Any new or existing legal actions or decisions seeking “to enforce or implement” Issue 1 would be dismissed or vacated were the bill to become law. Additionally, any judge who did rule on a legal dispute involving abortion could face impeachment.

This terrible idea is a direct attempt to undermine the will of the nearly 57 percent of Ohio voters who in November cast their ballots in favor of Issue 1, enshrining abortion and other reproductive rights into the Ohio Constitution.

State Reps. Bill Dean, R-Xenia, and Jennifer Gross, R-West Chester, dubbed their bill the “Issue 1 Implementation Act,” even though it’s obvious the bill is designed to do the opposite.

When Dean, Gross and a handful of other lawmakers first floated the idea of having lawmakers, rather than judges, oversee Ohio’s abortion laws shortly after the November election, they weren’t exactly subtle in their reasoning.

Here’s how they described the idea in a news release at the time: “To prevent mischief by pro-abortion courts with Issue 1, Ohio legislators will consider removing jurisdiction from the judiciary over this ambiguous ballot initiative. The Ohio legislature alone will consider what, if any, modifications to make to existing laws based on public hearings and input from legal experts on both sides.”

By “mischief” they appear to mean courts ruling in accordance with the state Constitution.

That’s what the Ohio Supreme Court did in the wake of Issue 1’s passage when it dismissed a challenge from state Attorney General Dave Yost, a Republican, to a preliminary injunction that has prevented enforcement of the state’s so-called heartbeat bill.

The court cited a “change in law” in kicking the case back down to the lower courts for further review. It doesn’t take a law degree to realize that the heartbeat bill runs afoul of the new amendment and should be ruled unconstitutional.

Signed in 2019 by GOP Gov. Mike DeWine, it banned abortion in almost all cases after a fetal heartbeat could be detected, usually around six weeks, before many women even know they’re pregnant.

Fortunately, House Speaker Jason Stephens, R-Kitts Hill, didn’t appear enthusiastic about the idea of stripping the judicial branch of power.

“This is Schoolhouse Rock type stuff,” Stephens said in November, according to the Ohio Capital Journal. “We need to make sure that we have the three branches of government, and the Constitution is what we abide by.”
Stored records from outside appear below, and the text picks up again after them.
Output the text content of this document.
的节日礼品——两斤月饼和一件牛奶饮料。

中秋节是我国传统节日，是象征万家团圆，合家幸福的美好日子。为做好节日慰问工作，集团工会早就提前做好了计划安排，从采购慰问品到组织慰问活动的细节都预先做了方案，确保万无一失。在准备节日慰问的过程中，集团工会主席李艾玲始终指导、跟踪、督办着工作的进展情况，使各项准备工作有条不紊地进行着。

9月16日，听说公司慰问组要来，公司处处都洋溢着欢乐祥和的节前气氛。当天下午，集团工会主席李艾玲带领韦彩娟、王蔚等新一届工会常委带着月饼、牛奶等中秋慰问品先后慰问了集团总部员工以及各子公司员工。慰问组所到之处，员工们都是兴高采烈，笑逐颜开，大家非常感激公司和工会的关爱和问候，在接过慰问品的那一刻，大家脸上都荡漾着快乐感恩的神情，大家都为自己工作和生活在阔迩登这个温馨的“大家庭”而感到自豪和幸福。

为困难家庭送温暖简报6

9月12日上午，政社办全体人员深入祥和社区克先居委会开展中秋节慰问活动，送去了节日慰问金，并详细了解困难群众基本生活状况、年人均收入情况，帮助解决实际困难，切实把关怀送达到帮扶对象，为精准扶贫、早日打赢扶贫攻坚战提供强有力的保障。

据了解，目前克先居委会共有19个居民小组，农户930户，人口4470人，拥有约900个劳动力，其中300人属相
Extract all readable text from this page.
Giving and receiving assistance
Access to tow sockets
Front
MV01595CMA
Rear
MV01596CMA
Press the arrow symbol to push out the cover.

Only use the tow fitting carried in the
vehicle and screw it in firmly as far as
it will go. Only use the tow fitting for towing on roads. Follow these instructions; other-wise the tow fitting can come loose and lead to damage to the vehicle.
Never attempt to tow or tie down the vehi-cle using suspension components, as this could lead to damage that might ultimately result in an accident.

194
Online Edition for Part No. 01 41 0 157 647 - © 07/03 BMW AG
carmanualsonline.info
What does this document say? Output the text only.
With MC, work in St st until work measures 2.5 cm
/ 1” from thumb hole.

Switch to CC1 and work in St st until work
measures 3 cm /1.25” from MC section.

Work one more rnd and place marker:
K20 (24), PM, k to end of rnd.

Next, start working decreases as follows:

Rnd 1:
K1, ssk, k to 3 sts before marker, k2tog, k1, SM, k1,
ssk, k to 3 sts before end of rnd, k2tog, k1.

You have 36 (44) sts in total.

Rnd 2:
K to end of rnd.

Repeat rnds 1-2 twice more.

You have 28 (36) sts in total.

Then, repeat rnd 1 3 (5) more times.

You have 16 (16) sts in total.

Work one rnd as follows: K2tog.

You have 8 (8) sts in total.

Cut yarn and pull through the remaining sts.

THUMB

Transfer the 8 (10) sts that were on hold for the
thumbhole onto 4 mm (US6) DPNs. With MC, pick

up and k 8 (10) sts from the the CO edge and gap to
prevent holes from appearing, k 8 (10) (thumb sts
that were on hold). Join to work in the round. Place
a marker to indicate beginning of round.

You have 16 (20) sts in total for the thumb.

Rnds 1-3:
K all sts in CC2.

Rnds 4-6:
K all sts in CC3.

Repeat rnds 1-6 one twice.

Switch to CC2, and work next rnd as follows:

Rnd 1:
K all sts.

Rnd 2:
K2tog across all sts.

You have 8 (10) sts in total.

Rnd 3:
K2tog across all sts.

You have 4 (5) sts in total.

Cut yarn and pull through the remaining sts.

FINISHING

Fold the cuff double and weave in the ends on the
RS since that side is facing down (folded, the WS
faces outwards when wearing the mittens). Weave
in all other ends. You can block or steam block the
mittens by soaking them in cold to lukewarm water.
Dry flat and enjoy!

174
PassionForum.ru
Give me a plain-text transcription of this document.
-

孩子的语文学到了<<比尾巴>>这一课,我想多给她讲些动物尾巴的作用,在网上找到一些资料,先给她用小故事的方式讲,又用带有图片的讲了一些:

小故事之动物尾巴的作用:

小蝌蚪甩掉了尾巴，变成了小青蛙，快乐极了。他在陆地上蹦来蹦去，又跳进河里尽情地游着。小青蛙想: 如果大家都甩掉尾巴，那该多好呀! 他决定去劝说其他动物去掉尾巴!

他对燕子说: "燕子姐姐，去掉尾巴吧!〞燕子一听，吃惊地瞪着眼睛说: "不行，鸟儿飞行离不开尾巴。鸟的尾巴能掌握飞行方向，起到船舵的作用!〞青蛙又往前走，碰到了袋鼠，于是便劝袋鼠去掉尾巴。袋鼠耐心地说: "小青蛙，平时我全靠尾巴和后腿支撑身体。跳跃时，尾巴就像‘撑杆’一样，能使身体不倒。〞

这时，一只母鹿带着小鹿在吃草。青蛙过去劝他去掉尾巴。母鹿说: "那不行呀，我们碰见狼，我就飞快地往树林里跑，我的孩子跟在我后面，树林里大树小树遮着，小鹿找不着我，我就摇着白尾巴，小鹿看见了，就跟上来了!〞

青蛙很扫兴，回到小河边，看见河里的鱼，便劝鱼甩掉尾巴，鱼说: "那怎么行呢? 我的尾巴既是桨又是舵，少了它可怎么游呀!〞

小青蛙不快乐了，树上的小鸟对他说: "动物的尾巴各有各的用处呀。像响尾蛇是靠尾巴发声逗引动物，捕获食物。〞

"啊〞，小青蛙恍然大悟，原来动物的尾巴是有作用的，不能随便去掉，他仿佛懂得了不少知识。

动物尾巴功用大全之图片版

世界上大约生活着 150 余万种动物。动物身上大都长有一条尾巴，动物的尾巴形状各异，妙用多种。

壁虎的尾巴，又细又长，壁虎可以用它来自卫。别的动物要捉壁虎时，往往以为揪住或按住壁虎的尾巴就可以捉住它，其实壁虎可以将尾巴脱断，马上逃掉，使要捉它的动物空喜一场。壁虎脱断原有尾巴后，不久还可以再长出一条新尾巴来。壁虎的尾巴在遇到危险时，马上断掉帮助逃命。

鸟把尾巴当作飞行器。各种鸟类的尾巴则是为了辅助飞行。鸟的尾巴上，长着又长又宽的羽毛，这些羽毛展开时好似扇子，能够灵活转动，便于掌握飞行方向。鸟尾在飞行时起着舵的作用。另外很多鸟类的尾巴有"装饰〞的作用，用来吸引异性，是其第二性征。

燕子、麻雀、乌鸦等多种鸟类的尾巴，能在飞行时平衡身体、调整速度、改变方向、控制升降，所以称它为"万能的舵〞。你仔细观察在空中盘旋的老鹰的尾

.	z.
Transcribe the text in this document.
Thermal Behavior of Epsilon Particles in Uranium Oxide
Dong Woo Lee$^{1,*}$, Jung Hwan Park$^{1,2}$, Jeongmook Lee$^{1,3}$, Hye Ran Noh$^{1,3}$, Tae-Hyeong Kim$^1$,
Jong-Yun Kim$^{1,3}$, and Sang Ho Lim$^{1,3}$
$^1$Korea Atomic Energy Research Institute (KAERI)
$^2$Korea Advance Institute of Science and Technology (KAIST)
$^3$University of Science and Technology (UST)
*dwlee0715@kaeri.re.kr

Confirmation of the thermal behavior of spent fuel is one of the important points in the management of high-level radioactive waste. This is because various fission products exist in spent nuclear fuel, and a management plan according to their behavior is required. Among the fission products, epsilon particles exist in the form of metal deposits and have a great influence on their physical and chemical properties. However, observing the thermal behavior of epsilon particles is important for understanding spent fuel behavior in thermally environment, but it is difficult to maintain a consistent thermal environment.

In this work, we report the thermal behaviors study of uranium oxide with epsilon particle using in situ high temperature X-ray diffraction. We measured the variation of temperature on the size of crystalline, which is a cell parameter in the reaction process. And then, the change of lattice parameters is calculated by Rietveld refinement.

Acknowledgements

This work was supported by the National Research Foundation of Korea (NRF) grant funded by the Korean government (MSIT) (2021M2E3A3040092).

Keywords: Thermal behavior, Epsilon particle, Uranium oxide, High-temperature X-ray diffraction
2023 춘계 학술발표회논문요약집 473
Stephens is correct on that point.

It’s important to remember that Stephens is not some secret progressive who favored putting abortion rights into the Ohio Constitution. He, along with most other elected Republicans, vehemently opposed it.

Additionally, he supported another proposed constitutional amendment that would have made changing the state Constitution harder, an idea voters rejected in an expensive special election held in August. (The whole point of that exercise was to make it more difficult to put abortion protections in the Constitution.)

Beyond that, Stephens, along with Senate President Matt Huffman, R-Lima, suggested in November that there would be future efforts to roll back or change the amendment voters had just approved.

Given Ohio voters’ clear preference for abortion rights, we doubt such efforts would be successful, but they would at least be in keeping with the how the system is supposed to work.

What Dean, Gross and their allies have proposed is a way to circumvent not only the will of the people, but the state Constitution itself.

The idea is not only undemocratic; it’s unconstitutional.